Nous aussi, nous pouvons nous sentir indignes de Dieu, ou rejetés par les hommes, ou en échec, ou mal aimés, parce que l’homme est fait pour un amour infini, et il ne le trouve jamais sur terre, nos proches sont blessés et pécheurs comme nous… mais Jésus nous aime tels que nous sommes ; non pas qu’il aime notre péché qui est notre lèpre spirituelle, mais il nous aime tout lépreux que nous sommes, car il n’y a pas de place, dans le cœur de Dieu, ni pour le rejet ni pour le dégoût.
Les dix ont cru à la parole de Jésus, ils sont allés voir les prêtres qui étaient chargés de reconnaître les guérisons; mais un seul a remercié : le plus pauvre, le plus méprisé de tous, le seul Samaritain de la petite bande de lépreux. Les neuf ont reçu le cadeau du Christ, et cela leur a semblé normal. La bonté de Dieu ne les a pas tirés de leur égoïsme [ou ‘auto-centrage’]; ils ont reçu le bienfait, mais sans entendre l’appel, sans découvrir la source de l’amour à laquelle ils pourraient venir puiser chaque jour ; c’est cela, le salut: une relation d’amour permanente. Être guéri, c’est bien, mais être sauvé, c’est pour toujours et pour chaque jour !
J’ai résisté longtemps à Dieu, je pensais me débrouiller tout seul, je prenais mes décisions sans lui demander son avis. Il m’a fallu 4 échecs simultanés, que ma fiancée me quitte, que mon genou se bloque, que mes projets de service civil ratent, que je sois menacé de prison… j’ai fini par réaliser ma pauvreté, alors j’ai vraiment appelé Dieu au secours, et il m’a guéri, et sauvé. Une phrase m’a fait découvrir l’amour du Père: « D’un cœur broyé, Seigneur, tu n’as pas de mépris » (Ps 51,19). Si vous vivez une épreuve difficile, c’est le moment de vous jeter dans les bras de Dieu et lui demander de vous sauver tout entier.

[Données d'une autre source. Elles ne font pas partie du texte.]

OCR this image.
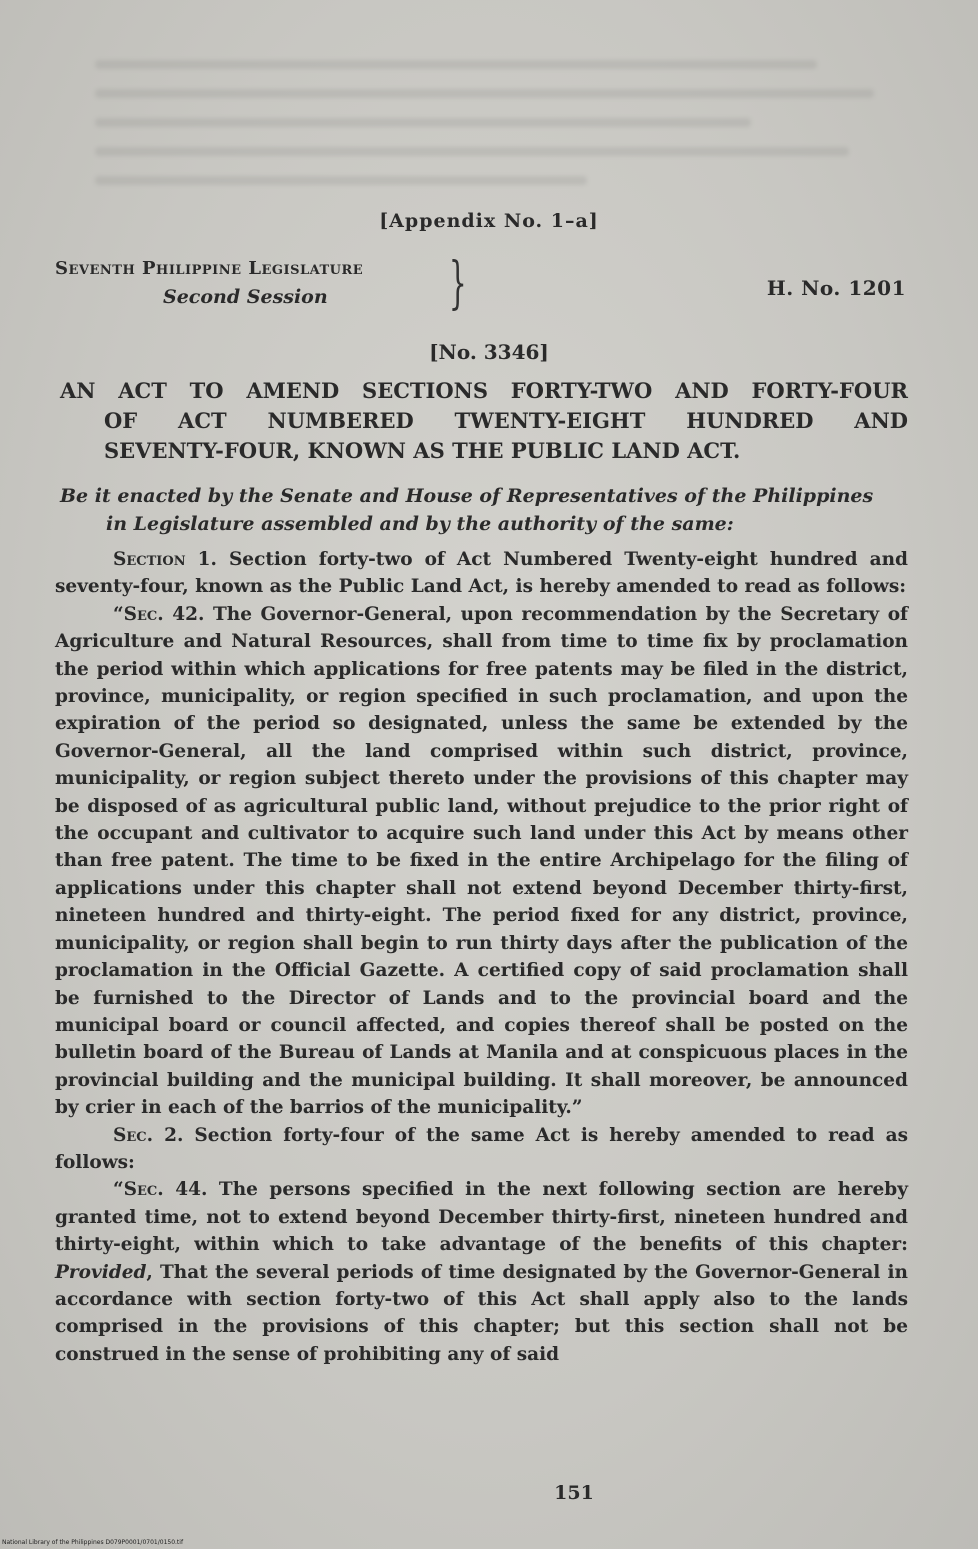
[Appendix No. 1–a]
Seventh Philippine Legislature
Second Session }	H. No. 1201
[No. 3346]
AN ACT TO AMEND SECTIONS FORTY-TWO AND FORTY-FOUR
OF ACT NUMBERED TWENTY-EIGHT HUNDRED AND
SEVENTY-FOUR, KNOWN AS THE PUBLIC LAND ACT.
Be it enacted by the Senate and House of Representatives of the Philippines
in Legislature assembled and by the authority of the same:

Section 1. Section forty-two of Act Numbered Twenty-eight hundred and seventy-four, known as the Public Land Act, is hereby amended to read as follows:

“Sec. 42. The Governor-General, upon recommendation by the Secretary of Agriculture and Natural Resources, shall from time to time fix by proclamation the period within which applications for free patents may be filed in the district, province, municipality, or region specified in such proclamation, and upon the expiration of the period so designated, unless the same be extended by the Governor-General, all the land comprised within such district, province, municipality, or region subject thereto under the provisions of this chapter may be disposed of as agricultural public land, without prejudice to the prior right of the occupant and cultivator to acquire such land under this Act by means other than free patent. The time to be fixed in the entire Archipelago for the filing of applications under this chapter shall not extend beyond December thirty-first, nineteen hundred and thirty-eight. The period fixed for any district, province, municipality, or region shall begin to run thirty days after the publication of the proclamation in the Official Gazette. A certified copy of said proclamation shall be furnished to the Director of Lands and to the provincial board and the municipal board or council affected, and copies thereof shall be posted on the bulletin board of the Bureau of Lands at Manila and at conspicuous places in the provincial building and the municipal building. It shall moreover, be announced by crier in each of the barrios of the municipality.”

Sec. 2. Section forty-four of the same Act is hereby amended to read as follows:

“Sec. 44. The persons specified in the next following section are hereby granted time, not to extend beyond December thirty-first, nineteen hundred and thirty-eight, within which to take advantage of the benefits of this chapter: Provided, That the several periods of time designated by the Governor-General in accordance with section forty-two of this Act shall apply also to the lands comprised in the provisions of this chapter; but this section shall not be construed in the sense of prohibiting any of said

151
National Library of the Philippines D079P0001/0701/0150.tif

Les 9 autres lépreux ont été guéris, mais ils n’ont pas compris qu’à travers cette guérison, Jésus leur faisait signe, que Dieu les libérait pour un bonheur plus grand, pour la louange et le service. La louange est une prière qui remet bien place: moi, je suis la créature, lui le Créateur et le Recréateur. Le Samaritain, lui, a tout compris, il est revenu, oubliant [dépassant] le constat ; il est revenu, fou de joie, parlant tout haut et ne cessant pas de remercier Dieu. Il a pris conscience que le Christ l’aimait au point de le guérir, et devant cette évidence bouleversante : « Jésus m’a aimé », il vient se prosterner aux pieds du Maître, pour lui dire avec son corps guéri, avec son cœur dilaté de joie, le merci qui n’est dû qu’à Dieu, dont l’amour est si puissant.
Dieu libère et guérit pour nous témoigner son amour, pour que nous buvions son amour en méditant sa Parole comme une lettre d’amour, que nous respirions l’amour. inspirons et rendons grâce, aimons sans cesse lui et nos frères. Nous l’oublions? Nous reprenons sa main! Malgré notre faiblesse, le Père nous accueille toujours. Là est la joie complète, un chemin de croissance et de bonheur inespéré, un chemin de louange et de témoignage.